The Supreme Court’s 8-1 decision in Chiles v. Salazar rejected Colorado’s ban on certain therapeutic speech, with Justice Gorsuch writing for the majority and Justice Jackson dissenting; the opinion treats viewpoint-based limits on therapy as blatant First Amendment violations while flagging future, content-based regulations for further review.
The Court ruled 8-1 that Colorado cannot bar a licensed therapist from having a particular conversation in the office, and that vote tells you which side of this issue carried the day. More than two dozen state legislatures passed laws like Colorado’s, and lower courts, including the Tenth Circuit, upheld them before the Supreme Court stepped in. This case exposed a simple truth: when government picks a side in a speech exchange, it crosses the First Amendment line.
Kaley Chiles is a licensed mental health counselor in Colorado who provides talk therapy, and the state passed its ban in 2019. Colorado forbids licensed therapists from engaging in any practice that attempts to change a minor’s sexual orientation or gender identity, while allowing affirming approaches. That contrast makes the law viewpoint-based: one conclusion is allowed, the other is punished.
Colorado compounded the problem at oral argument by admitting an “unlicensed life coach” can say everything a licensed therapist cannot. The state conceded that the ban only applies to licensed professionals, which exposes the license as the mechanism of enforcement. If a person lacks a license, the same words are free; if they hold a license, the state can silence them. That is speech control by credential, not neutral professional regulation.
Justice Gorsuch, writing for eight justices, delivered a clear message to lower courts nationwide: “Her speech does not become ‘conduct’ just because a government says so or because it may be described as a ‘treatment’ or ‘therapeutic modality,'” and “The First Amendment is no word game.” Those sentences puncture the state’s attempt to recast speech as mere medical conduct. The opinion remanded to the Tenth Circuit for strict scrutiny, but the message was unmistakable: viewpoint bans in therapy are on shaky ground.

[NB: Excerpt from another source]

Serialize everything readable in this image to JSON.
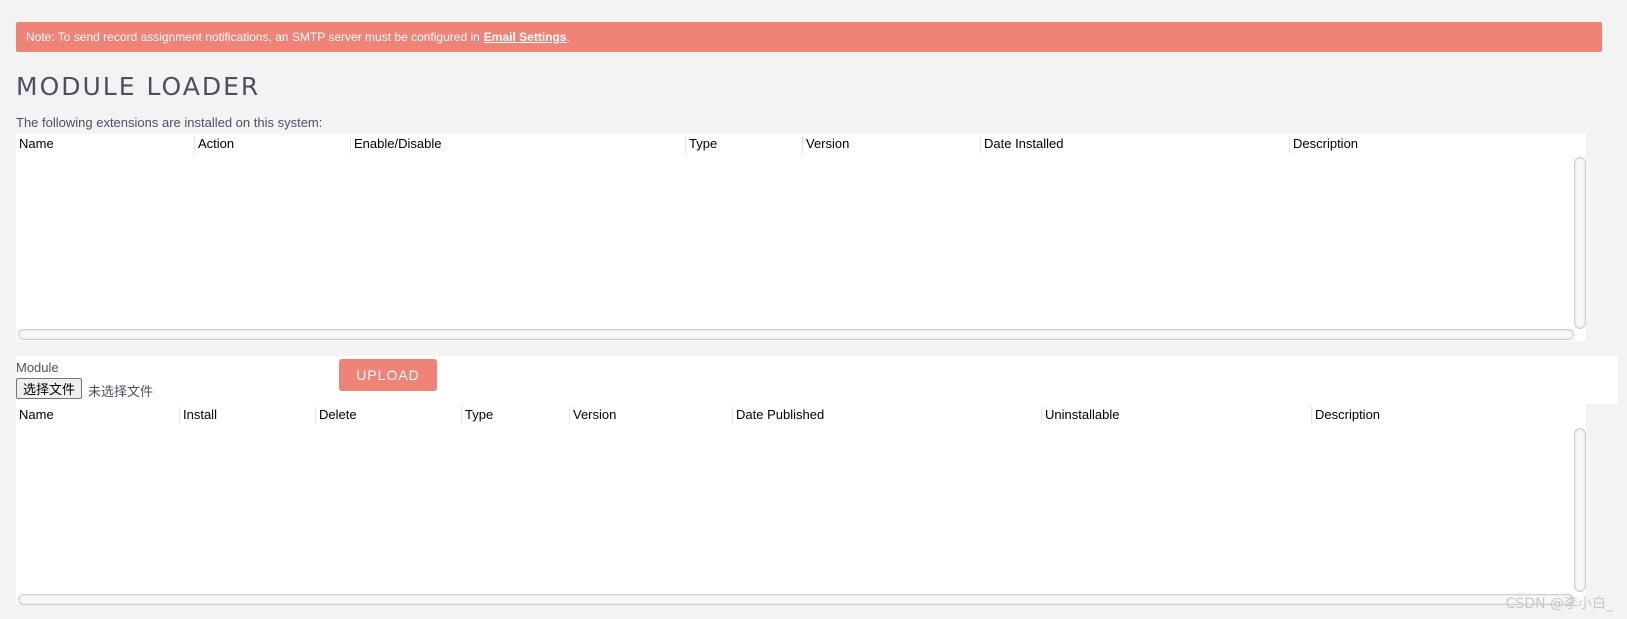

Colorado argued it was regulating medical conduct and that any speech limits were incidental, but Gorsuch invoked NIFLA v. Becerra to reject that framing. “Colorado does not regulate speech incident to conduct,” Gorsuch wrote. “It regulates ‘speech as speech.'” That doctrinal line is decisive: when speech itself is the target, heightened scrutiny applies. Lower courts that treat these bans as neutral professional rules will now have to rethink their approach.
Gorsuch did more than textbook doctrine; he used history to warn against deferring to prevailing professional opinion. He cited Buck v. Bell as a cautionary example and reminded readers that the American Psychiatric Association classified homosexuality as a mental disorder until 1974. Under the logic Justice Jackson endorses, government could freeze a professional consensus into law and crush dissenting speech. “The people lose,” Gorsuch wrote, “whenever the government transforms prevailing opinion into enforced conformity.”
Justice Ketanji Brown Jackson stood alone in dissent, arguing that the regulation was incidental to medical treatment and therefore subject to lower scrutiny. Eight justices disagreed. Even two liberals who dissented in NIFLA joined the majority here rather than follow Jackson’s approach, which underscores how stark the divide is between free speech principles and the instinct to regulate controversial therapies.
Justice Kagan, while joining the majority, wrote a brief concurrence that matters for what comes next. She agreed this law was “textbook” viewpoint discrimination but flagged a different kind of law: “I write only to note that if Colorado had instead enacted a content-based but viewpoint-neutral law,” Kagan wrote, “it would raise a different and more difficult question.” That distinction—banning a viewpoint versus banning an entire topic—gives future legislatures a roadmap for crafting new restrictions that may face less exacting review.
Kagan’s note is a tactical move. She is signaling how a content-based but viewpoint-neutral rule might be argued into survival, and that will shape future litigation strategy on both sides. Gorsuch handed lower courts a tool to strike down obvious viewpoint bans; Kagan quietly told blue-state lawmakers how to try again. It’s lawyering and courtcraft, not magnanimity.
Today’s decision leaves open hard questions. If a state were to ban all talk about sexual orientation and gender identity for minors, converting the rule into a subject-wide prohibition, courts will have to sort whether that is content regulation worthy of different treatment. The next cases will test whether the majority’s clear line around viewpoint discrimination can be preserved without opening new loopholes for content-based rules.
For now, the Court protected licensed therapists from being forced into a particular viewpoint, and it rejected the notion that professional licensing can be used to muzzle speech. The ruling is a win for free expression in clinical settings, and it forces states to choose between blunt, topic-wide restrictions and the dead end of viewpoint bans. The legal fights ahead will decide whether that choice stays meaningful.